Member Spotlight

Sina Haeri, MD

Park City, Utah

Institution: Ouma Health

Title: CEO

Medical School: St. Matthew's University

Residency: Georgetown University & Washington Hospital Center

Fellowship Training Institution: UNC Chapel Hill (MFM), UCLA (Pathology)

Personal and Family Background:

What was your first job and how did it prepare you for your current position? 

My first job was as a faculty member at Texas Children's Hospital & Baylor College of Medicine. As a referral center, the bulk of my day was spent managing complex maternal & fetal cases, which was a great clinical learning experience in itself, but also gave me a chance to really understand the value of customer service and relationship building, which has helped me with building practices since. Lombardi's statement holds true for us as subspecialists as well: “It takes months to find a customer and seconds to lose one.”

How has your cultural background shaped you as an MFM? 

We lived in America as undocumented immigrants for almost a decade before being sponsored for a green card, and benefited from a variety of support programs including free meals in school, white Christmas by the local church, and our local FQHC. Every interaction, every kindness is imprinted in my head and in many ways has shaped my bedside mannerisms and patient interactions as I know just simple kindness goes a long long way.

Medical Training:

Was there a mentor(s) inspired you? 

Dr. Menachem Miodovnik: he was my chairman in residency, pushed me to pursue MFM, and has remained as a mentor and advocate throughout the years.

How did the diversity (or lack of diversity) in your medical educators shape your training?

It isn't the diversity in my educators that has helped me in but also the diversity of my partners and staff. Residency training in the heart of DC to fellowship in the Carolinas to first job in the heart of Texas each presented differing patient settings with their own unique characteristics. The diversity in my faculty, partners, and staff proved invaluable by allowing me to understand some of their lived experience, which often reflected the local population we were caring for- items that you can't find in books or online... you have to hear it from them firsthand.

MFM Practice:

Tell us about one of your most memorable patient encounters. 

This is an easy one! A 38-year-old woman who presented for preconception counseling from her REI provider for AMA and ulcerative colitis. For some reason no one has asked or known about the scar she had on her chest, which was accompanied by the unforgettable "clicking" sound when I listened to her heart, and somehow no one was aware of her mechanical heart valve...I still wonder what if.
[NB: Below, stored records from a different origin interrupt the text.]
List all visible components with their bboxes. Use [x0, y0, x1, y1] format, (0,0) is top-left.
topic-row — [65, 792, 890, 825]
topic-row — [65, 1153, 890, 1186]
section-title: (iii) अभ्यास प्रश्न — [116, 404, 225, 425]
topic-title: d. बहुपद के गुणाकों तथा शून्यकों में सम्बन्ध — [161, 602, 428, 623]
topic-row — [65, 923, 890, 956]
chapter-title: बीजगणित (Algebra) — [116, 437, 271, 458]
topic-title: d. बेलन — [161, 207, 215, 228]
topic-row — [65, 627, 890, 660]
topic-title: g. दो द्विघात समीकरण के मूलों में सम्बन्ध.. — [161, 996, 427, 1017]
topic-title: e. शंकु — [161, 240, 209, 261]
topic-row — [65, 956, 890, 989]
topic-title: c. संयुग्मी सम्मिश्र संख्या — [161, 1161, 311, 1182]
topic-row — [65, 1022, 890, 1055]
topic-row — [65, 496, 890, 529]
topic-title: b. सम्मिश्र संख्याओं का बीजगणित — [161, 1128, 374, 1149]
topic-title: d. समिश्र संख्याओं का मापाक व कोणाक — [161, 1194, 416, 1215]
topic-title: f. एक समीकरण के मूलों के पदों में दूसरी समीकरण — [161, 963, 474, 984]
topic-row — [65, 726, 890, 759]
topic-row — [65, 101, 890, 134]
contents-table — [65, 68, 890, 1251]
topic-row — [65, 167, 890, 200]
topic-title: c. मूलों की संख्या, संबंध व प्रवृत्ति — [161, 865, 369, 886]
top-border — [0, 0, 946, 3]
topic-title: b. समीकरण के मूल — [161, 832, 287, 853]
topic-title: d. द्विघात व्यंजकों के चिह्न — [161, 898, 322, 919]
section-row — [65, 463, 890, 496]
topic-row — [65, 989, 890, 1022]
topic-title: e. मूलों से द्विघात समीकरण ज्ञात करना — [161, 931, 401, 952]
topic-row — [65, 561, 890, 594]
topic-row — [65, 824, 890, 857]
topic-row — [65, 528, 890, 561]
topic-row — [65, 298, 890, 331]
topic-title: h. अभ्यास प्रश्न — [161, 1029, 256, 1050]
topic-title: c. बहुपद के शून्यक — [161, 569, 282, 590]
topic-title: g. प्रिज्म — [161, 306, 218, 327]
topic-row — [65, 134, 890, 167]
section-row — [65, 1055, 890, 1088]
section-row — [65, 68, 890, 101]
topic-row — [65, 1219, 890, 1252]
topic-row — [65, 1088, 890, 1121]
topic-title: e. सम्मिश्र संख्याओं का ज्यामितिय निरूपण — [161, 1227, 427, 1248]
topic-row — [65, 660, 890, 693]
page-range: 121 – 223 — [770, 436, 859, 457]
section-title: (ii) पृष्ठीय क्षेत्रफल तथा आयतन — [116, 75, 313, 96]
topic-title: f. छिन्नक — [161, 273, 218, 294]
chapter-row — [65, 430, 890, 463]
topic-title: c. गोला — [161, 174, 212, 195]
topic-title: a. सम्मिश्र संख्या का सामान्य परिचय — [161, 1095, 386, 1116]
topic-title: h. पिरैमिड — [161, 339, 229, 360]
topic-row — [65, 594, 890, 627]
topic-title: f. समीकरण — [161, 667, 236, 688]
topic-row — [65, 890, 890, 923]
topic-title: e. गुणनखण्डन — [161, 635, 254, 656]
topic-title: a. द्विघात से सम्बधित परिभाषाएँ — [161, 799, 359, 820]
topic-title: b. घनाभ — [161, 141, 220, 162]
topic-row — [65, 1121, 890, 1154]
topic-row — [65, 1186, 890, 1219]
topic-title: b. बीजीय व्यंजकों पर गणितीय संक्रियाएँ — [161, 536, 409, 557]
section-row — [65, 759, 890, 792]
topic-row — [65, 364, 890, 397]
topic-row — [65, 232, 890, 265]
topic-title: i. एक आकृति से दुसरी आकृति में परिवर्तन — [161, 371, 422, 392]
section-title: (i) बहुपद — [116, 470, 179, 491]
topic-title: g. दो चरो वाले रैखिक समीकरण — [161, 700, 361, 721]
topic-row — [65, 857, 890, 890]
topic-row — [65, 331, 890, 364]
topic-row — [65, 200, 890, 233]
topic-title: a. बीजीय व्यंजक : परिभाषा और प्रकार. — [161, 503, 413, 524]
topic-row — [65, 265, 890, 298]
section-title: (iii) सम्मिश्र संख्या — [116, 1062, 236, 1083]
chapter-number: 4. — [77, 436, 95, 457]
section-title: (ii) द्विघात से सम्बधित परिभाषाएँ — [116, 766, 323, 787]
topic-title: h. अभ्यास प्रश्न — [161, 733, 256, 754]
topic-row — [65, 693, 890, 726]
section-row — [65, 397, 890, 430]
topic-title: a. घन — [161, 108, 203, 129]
Tell us about an MFM colleague who has been an important part of your MFM career.

 I've been fortunate to have some amazing mentors and colleagues, and have several close friends on speed-dial for "phone a friend" or text about [fill in the blank] that help preserve my sanity every day! They've had the biggest impact as they help me keep going no matter how good or bad the day is, no matter what the frustration, and no matter how burned out you may feel.

What role has SMFM played in your career? 

It's easy for us to become insulated in our corner of the world after training, but SMFM allows you to leave that bubble and interact with your peers, and watch the next generation blossom into leaders. From an education standpoint the consult series has proved invaluable, as has the annual meeting to showcase what practice changing evidence is on the horizon.

In your spare time:

What are some of your hobbies or passions outside of MFM? 

Coffee with my wife, and just hanging out with the family. My favorite hobby is just being with them.

SMFM Mad Libs:

I’m excited to wake up every day and practice Maternal Fetal Medicine because…it never ceases to challenge you, humble you, and run you through the range of emotions.

If I could solve one problem in MFM it would be…preeclampsia

The best day I ever had as an MFM was…the day I passed my oral MFM boards.

The hardest day I ever had as an MFM was…Christmas Eve 1998, when three patients in clinic came in for anatomic surveys and got diagnoses of severe fetal congenital anomalies. I still think about how they went from coming in for a happy moment in their pregnancy and left in absolute shock and tears.

I might be the only MFM who….has done a thoracotomy, splenectomy, liver repair, and vena cava injury repair on a pig....and it lived. :)

My MFM colleagues would be shocked to know...I almost went the path of graphic design at Otis, until my mom yelled at me and redirected to pre-med.